Ducarme said an inspection last month by Belgium’s Federal Agency for Food Chain Safety (AFSCA) of Viveba’s abattoir, meat-cutting plant and cold store in Bastogne led to activities being suspended at the site earlier this month.
The inspection brought to light the presence of animal waste unfit for human consumption which, Ducarmer said, Veviba “was attempting to use in products [for human consumption]”.
AFSCA also claimed to have found freezing dates which post-dated the inspection, expired consume-by dates on food, products which had been frozen since 2001 and products without labels.

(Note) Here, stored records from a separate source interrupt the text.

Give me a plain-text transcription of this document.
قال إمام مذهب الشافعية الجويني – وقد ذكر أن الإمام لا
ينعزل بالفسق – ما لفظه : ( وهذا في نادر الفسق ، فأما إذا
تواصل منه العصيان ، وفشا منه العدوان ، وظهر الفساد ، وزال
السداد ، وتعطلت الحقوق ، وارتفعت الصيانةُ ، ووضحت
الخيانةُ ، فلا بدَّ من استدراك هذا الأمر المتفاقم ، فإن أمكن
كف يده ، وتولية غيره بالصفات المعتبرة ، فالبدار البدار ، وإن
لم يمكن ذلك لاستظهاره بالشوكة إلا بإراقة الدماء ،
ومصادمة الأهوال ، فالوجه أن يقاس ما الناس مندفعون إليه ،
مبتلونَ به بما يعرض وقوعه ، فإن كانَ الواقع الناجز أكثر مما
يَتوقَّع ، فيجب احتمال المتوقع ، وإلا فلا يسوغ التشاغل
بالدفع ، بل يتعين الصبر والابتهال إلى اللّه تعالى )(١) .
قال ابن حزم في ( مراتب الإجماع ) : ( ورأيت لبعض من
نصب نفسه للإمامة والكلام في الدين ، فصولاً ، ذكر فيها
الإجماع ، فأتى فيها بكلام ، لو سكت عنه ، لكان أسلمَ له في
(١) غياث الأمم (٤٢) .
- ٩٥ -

“This was fraud on a large scale,” Ducarme underlined.
Two of Belgium’s leading supermarket chains, Delhaize and Colruyt, suspended all commercial relations with the Verbist group, the owner of Veviba.
Verbist’s chief, Louis Verbist, was reported as saying to local media on 12 March: “I am not a con artist or a swindler. Here we slaughter the best animals from across all of Belgium for Delhaize and Colruyt. They know this, as they come to our abattoirs themselves to select the best beef and give their seal of approval.”
A report issued by AFSCA this week said meat has been exported from Veviba’s site in Bastogne to Hong Kong, Côte d’Ivoire and Kosovo.